Draft & Goal & Originality.AI: Completely Off the Mark

While we slightly confused Draft & Goal in the previous command, we’ve now pushed it to the other end of the spectrum. It now believes a human wrote the more perplexing copy.

In our control, Originality.AI appeared to have the most confidence with near-perfect precision, but it’s now the furthest from correct. With only 1% of wiggle room for error, the tool believes a human wrote our ChatGPT word salad.

GPT Radar: Still Correct, But Barely

As noted, GPT Radar provided inspiration for breaking the AI detection tools used in this experiment, and it remains correct in assuming this is AI-generated content. However, its analysis is conflicting. Coming in at 52% accuracy, we tipped the scales closer toward this tool believing the copy was human-written.

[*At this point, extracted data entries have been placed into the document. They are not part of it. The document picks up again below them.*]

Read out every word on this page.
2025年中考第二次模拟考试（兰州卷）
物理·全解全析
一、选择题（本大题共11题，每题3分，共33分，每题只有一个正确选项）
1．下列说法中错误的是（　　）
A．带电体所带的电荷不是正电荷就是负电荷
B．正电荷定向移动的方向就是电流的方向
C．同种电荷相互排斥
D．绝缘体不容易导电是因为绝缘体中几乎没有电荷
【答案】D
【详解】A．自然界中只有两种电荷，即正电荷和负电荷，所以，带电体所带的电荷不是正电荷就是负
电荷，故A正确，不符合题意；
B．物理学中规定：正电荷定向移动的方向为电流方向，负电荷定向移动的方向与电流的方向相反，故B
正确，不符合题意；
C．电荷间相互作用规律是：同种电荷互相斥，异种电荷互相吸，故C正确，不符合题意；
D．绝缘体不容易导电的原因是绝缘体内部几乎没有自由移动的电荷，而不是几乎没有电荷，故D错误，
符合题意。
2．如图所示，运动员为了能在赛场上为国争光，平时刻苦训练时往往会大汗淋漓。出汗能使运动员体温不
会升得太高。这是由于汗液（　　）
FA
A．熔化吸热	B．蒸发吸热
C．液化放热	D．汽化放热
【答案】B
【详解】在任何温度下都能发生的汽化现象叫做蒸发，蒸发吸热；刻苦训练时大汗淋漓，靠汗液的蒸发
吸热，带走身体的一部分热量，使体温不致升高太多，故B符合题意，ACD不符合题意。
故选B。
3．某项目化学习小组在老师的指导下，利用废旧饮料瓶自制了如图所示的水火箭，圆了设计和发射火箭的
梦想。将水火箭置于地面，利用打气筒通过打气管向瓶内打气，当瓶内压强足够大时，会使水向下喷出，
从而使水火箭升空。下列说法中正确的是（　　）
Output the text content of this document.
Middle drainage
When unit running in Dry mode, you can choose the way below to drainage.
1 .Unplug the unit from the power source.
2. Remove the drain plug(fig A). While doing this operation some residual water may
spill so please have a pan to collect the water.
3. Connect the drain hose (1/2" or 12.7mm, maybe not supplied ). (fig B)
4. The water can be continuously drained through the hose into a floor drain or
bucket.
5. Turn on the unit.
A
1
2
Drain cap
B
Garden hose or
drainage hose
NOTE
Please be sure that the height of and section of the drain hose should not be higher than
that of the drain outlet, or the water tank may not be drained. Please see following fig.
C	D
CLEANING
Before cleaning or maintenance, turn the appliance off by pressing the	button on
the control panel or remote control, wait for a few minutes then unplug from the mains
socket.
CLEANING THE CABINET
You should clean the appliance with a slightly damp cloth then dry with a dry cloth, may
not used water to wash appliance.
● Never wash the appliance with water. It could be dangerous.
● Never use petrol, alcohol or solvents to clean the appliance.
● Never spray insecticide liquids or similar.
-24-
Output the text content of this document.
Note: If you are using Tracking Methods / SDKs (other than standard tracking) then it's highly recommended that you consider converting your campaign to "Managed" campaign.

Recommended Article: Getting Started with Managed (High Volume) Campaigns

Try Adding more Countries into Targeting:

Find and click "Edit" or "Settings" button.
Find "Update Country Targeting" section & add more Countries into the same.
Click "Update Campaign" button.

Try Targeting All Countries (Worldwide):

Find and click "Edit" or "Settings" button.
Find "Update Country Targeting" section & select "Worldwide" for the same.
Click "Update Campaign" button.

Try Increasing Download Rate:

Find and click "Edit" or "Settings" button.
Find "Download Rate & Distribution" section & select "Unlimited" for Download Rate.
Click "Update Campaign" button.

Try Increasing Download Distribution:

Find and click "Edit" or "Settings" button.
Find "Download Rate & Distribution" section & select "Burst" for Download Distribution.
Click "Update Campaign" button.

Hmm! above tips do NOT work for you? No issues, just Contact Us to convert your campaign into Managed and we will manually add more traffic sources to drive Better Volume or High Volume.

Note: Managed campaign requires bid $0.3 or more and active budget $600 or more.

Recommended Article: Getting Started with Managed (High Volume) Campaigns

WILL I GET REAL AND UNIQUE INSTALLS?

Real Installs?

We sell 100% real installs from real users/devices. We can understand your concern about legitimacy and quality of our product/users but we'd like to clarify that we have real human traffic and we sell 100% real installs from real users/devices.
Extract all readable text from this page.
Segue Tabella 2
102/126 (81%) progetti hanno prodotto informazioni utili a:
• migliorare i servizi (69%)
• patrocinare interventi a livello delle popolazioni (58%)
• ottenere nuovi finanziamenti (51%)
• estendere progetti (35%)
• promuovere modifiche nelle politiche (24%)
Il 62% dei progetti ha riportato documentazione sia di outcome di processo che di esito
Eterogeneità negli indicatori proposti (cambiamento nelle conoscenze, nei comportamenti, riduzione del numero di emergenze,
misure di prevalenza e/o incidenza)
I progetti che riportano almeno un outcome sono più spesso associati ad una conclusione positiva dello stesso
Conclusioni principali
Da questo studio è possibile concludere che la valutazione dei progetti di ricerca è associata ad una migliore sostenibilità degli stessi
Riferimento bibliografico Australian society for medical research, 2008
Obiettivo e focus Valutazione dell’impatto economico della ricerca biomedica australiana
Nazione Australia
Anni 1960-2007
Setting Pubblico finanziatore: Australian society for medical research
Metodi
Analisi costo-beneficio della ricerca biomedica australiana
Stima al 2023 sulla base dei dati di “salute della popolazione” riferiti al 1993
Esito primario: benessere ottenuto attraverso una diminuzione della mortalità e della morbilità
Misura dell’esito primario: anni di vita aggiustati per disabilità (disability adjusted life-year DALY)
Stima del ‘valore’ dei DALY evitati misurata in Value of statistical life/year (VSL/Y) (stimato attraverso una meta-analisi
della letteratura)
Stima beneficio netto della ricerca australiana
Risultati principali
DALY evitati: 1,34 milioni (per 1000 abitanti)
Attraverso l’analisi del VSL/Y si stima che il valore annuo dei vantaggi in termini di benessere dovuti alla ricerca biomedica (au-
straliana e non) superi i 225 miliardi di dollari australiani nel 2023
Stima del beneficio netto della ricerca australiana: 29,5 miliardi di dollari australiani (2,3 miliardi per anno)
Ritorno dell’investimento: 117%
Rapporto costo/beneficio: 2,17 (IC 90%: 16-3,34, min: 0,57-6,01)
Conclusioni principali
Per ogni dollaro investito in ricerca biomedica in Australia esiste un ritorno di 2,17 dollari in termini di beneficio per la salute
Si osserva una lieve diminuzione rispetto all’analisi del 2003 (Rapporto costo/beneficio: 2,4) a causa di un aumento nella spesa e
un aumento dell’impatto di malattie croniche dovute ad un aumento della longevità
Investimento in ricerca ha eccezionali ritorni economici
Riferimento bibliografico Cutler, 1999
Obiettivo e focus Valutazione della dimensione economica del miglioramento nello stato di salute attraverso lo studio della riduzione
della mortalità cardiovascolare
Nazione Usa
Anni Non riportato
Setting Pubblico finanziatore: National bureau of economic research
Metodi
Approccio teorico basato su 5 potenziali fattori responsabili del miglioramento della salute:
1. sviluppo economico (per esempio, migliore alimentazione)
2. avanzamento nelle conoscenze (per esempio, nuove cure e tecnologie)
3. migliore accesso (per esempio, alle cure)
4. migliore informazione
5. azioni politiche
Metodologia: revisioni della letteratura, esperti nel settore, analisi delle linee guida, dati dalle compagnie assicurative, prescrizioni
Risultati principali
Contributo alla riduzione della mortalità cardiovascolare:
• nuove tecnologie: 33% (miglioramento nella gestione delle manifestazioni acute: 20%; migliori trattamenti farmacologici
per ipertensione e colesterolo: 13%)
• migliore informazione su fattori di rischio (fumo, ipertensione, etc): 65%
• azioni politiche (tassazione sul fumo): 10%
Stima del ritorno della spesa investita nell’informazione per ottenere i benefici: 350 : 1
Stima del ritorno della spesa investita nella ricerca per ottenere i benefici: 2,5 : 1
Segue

It’s interesting that at least one tool, GPT Radar, predicted that an AI wrote this convoluted content. However, that same tool actually hinders itself by providing too much information in its analysis. It highlights specific words that it believes were written by a human, which allows for simple adjustments to completely thwart its score.

Conclusion

We didn’t completely fool all of the detection tools in this experiment, but we came close (a mere 2% margin of error). As we use these detection tools more to help them adapt, this margin of error will surely reduce. However, the more society uses ChatGPT, the more these detection tools have to adapt. It’s impossible to say whether or not they will keep pace, but we do know that other tools are already obsolete after the improvements of OpenAI’s ChatGPT. 

In case we haven’t been clear with our intentions behind this anecdotal experiment: we don’t recommend using these methods to create content for any page or site you hope to help gain prominence in Google’s SERPs. Attempts to gain search visibility by publishing large amounts of “scalable content” have proven dangerous in the past, and it’s a fair guess to assume Google will find a method of cracking down on low-effort, high-output AI-generated content (most likely on a site-wide level) in order to combat this “bad actor” behavior in the near future. Yet we do find ourselves at an interesting crossroads where the AI generation appears to be outpacing AI detection, at least for today — and what happens tomorrow is truly anyone’s very exciting guess.